No México, a situação é um pouco diversa. O médico Juan Verdejo explicou que há 10 anos se reconheceu o dano do tabaco à saúde e, em virtude disso, foi proibida a publicidade do tabaco em todos os meios de comunicação de massa e, posteriormente, em eventos esportivos. “Muitos dos eventos esportivos eram financiados pela indústria tabagista. Há cinco anos, inicialmente na Cidade do México e depois em todo o país, veio a proibição de se fumar em locais públicos fechados. Primeiro nos hospitais e escolas, depois nos locais de trabalho e agora é lei e funciona, perfeitamente, em todo o país com sanções específicas”, explicou. Com isso, o país conseguiu reduzir em 1,7% o número de fumantes nos últimos dez anos. Hoje, a taxa de tabagistas é de 22% da população. “Para nós, o ideal é alcançar uma sociedade livre sem tabaco nos próximos dez anos.”
Para isso, há no México uma comissão específica chamada de “Comissão contra o vício” que trata da questão em âmbito nacional. Os institutos nacionais de saúde no México têm programas públicos para apoio aos pacientes que queiram deixar de fumar. “O programa consiste principalmente de informação, terapia, medicamentos. Todos eles gratuitos”.
Entre os cubanos, os índices são semelhantes a de outros países das Américas. Mais de 35% respondentes de uma enquete nacional disseram que fumaram alguma vez na vida. Atualmente, 23,7% são fumantes, índice que apresentou uma queda significativa se for comparado a 1995, quando 36% da população cubana era composta por fumantes.

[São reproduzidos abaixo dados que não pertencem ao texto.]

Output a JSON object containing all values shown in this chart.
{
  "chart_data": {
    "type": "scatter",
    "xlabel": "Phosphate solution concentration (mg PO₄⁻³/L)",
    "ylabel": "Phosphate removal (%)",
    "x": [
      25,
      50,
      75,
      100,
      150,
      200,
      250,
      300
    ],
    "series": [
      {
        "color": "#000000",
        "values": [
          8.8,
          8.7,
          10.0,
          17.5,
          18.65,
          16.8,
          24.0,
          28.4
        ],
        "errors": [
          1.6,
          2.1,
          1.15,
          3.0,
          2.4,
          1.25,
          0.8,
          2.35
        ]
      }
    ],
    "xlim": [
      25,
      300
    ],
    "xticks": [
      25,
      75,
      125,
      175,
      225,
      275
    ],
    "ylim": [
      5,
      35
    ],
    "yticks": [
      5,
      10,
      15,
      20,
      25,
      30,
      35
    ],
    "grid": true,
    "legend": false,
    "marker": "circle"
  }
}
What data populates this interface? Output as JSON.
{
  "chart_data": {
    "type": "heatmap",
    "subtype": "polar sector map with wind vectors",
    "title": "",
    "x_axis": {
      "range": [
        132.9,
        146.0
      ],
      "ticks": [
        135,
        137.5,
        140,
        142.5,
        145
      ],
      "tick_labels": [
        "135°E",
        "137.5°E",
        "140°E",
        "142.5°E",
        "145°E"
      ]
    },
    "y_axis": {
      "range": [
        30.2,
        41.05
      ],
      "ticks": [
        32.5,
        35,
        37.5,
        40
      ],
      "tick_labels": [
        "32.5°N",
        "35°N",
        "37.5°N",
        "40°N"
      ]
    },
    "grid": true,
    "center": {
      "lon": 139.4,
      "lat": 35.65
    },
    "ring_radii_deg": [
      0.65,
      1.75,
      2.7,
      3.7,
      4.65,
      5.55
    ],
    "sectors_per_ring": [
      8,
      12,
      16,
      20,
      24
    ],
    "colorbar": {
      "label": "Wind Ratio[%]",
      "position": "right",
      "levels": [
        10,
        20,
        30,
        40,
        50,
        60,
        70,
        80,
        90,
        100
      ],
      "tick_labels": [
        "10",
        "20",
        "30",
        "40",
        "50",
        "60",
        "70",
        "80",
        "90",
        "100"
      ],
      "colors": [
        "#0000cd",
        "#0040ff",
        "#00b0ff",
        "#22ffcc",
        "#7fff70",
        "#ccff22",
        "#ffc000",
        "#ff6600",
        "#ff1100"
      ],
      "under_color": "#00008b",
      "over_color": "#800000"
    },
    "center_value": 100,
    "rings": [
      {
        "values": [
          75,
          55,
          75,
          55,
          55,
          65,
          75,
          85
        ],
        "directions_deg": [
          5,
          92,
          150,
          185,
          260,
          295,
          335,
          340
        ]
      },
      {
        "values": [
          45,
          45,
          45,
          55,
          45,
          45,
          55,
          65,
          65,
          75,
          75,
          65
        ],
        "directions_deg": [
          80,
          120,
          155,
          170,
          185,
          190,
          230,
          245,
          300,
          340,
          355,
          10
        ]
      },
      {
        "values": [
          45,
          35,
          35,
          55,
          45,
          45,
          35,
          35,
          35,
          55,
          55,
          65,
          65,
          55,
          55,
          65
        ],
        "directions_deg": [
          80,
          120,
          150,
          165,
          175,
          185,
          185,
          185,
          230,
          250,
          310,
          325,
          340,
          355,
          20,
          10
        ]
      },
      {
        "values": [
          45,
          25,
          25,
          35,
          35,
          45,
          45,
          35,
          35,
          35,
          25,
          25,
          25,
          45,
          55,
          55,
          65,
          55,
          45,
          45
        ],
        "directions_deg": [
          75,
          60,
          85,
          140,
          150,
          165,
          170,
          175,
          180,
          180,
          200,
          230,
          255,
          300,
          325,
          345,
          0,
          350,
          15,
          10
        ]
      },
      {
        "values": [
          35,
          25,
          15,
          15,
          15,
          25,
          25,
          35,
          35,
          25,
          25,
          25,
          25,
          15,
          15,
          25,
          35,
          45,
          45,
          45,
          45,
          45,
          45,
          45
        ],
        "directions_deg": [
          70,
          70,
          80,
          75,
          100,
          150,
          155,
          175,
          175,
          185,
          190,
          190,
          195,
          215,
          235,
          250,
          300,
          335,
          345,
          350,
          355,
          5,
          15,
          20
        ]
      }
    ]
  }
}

A presidente da Academia de Medicina de Nova Iorque, Jo Ivey Boufford (à esquerda), também trouxe dados interessantes sobre as campanhas contra o tabagismo nos Estados Unidos. Ivey mostrou que a cada campanha houve uma queda expressiva no número de fumantes. Em 2002, quando aconteceu o aumento nas taxas dos cigarros, a porcentagem de fumantes era de 21,5% da população; em 2003, quando se proibiu fumar em locais fechados, caiu para 19,2%; em 2009, com o aumento da taxação federal sobre os maços, o número de fumantes decresceu para 14%, mostrando que a política contra o tabagismo é essencial.
Um dos organizadores do evento, o Acadêmico Marcello Barcinsky, fez um balanço desses dias e disse que mais do que resultados específicos de cada país, o encontro foi produtivo no sentido de se discutir a percepção sobre o papel das Academias de medicina e ciência de cada um dos países participantes. Segundo ele, “a interação entre as diversas Academias pode ter um papel muito importante numa discussão mais ampla de como elas podem se comunicar com seus respectivos governos e com o público em geral. Qual é de fato o papel dessas instituições: é na formulação de programas nas áreas de prevenção, promoção de saúde, tratamento ou diagnóstico?”, questionou. Já para Marcos Moraes, a importância do evento centra-se, principalmente, na possibilidade de se incrementar, a partir de agora, a parceria entre as Academias, definindo desafios e estratégias para alcançá-los.